Over the course of the three years that I lived there, going around with my bike ended up becoming second nature to me: I just hopped on and went wherever I needed to go. I was on my own schedule, I didn’t have to wait around for the bus or the train, I didn’t have to pay for gas… It was great! Bicycles became a part of my life at a time when I was also developing a bit of an environmental conscience.
Having incorporated those two-wheels to your day-to-day routine, how are you finding London as a cycling environment?
I consider London to be a safe cycling environment; if I didn’t, I wouldn’t go out there every day. That being said, the infrastructure here still leaves a lot to be desired. When I get to a traffic intersection here and I’m forced to wait for a couple of minutes to cross the street, I think ‘I’m not being prioritised here’.
Might it be that the minds of people still have a long way to go so that non-drivers become an integral part in the way our cities and infrastructures are designed?
The majority of people – drivers, cyclists, pedestrians – are good; it’s just a few bad apples that ruin the experience for everyone else. However, driving is not a right, it’s a privilege, and driver education needs to improve. One of my friends, also a cyclist, was learning to drive. Going down the street, he spotted a few bikers and he wanted to give them some space as you’re supposed to do, but the instructor grabbed the wheel, turned it towards the cyclists and said, ‘you don’t worry about the cyclists, you worry about blocking the incoming traffic’. That is the wrong thing to say!
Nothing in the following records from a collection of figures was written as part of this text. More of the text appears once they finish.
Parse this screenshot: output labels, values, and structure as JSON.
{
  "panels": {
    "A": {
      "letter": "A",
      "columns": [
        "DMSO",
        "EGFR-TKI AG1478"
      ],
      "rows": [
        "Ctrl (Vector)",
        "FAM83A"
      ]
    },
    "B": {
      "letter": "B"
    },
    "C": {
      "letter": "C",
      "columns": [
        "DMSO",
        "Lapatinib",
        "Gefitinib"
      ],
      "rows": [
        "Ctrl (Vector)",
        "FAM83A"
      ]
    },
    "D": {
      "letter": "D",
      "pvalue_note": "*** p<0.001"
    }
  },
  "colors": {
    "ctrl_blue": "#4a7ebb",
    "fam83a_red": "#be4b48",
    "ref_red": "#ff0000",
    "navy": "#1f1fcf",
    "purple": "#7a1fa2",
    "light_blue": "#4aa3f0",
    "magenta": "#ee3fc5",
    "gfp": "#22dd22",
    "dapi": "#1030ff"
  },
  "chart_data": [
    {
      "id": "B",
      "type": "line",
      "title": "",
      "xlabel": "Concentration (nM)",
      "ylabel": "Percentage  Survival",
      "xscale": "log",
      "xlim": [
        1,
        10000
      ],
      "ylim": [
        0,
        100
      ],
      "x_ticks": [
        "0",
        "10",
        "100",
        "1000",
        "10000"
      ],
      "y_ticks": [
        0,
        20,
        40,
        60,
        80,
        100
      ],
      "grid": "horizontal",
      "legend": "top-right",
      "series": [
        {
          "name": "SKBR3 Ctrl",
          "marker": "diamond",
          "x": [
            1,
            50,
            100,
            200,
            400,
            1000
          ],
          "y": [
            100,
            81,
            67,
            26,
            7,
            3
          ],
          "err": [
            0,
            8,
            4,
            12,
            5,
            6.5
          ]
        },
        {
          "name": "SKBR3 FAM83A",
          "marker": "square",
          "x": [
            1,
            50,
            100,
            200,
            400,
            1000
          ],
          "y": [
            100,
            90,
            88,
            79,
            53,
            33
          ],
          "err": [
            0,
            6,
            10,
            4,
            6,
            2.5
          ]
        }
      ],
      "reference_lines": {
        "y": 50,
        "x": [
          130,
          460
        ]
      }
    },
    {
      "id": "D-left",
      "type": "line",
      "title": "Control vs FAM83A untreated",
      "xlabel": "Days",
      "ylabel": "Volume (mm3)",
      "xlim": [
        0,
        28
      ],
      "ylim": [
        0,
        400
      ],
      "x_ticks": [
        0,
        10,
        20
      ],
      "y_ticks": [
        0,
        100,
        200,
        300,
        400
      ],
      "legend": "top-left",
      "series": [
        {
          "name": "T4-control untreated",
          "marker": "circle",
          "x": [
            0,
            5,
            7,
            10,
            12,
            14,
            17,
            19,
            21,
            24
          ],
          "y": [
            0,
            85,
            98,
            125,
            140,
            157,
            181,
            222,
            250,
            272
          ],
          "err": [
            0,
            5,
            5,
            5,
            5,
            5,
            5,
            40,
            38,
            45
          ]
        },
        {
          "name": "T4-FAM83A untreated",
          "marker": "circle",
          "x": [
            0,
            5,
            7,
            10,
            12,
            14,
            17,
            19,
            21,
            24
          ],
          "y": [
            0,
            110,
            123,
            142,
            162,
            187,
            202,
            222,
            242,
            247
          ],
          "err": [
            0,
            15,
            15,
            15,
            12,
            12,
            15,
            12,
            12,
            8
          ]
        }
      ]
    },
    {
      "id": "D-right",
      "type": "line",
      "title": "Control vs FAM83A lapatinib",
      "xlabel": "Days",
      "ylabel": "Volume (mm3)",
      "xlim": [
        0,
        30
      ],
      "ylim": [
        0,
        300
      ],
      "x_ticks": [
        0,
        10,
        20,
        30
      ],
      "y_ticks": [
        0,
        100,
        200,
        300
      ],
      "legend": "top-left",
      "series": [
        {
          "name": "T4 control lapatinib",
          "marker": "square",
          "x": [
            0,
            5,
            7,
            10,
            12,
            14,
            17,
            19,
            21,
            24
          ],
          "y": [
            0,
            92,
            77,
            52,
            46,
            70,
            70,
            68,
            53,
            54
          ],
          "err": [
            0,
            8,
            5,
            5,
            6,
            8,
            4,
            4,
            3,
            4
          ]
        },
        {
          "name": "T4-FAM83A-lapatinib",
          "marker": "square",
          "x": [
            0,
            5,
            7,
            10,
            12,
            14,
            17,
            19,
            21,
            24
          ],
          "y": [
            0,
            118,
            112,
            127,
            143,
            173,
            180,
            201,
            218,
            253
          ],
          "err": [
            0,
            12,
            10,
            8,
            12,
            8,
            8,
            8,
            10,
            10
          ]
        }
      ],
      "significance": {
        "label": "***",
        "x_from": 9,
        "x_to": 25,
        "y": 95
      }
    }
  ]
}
Looking back, would you say getting London Bike Kitchen up and running has always been an easy ride? Do you have any piece of advice to those wishing to follow your steps and set up a do-it-yourself business?
Don’t do it yourself [she laughs]. Get a group of people to help you. Running a business is such a challenge and I had zero experience back when I started; I am still learning. Also, make sure your idea is marketable and relevant. It is not enough that you think that it’s a great idea, others have to think so too. Be ready for your idea to follow a completely unexpected route once it gets going. Whatever you imagined at first, it always ends up being an entirely different thing.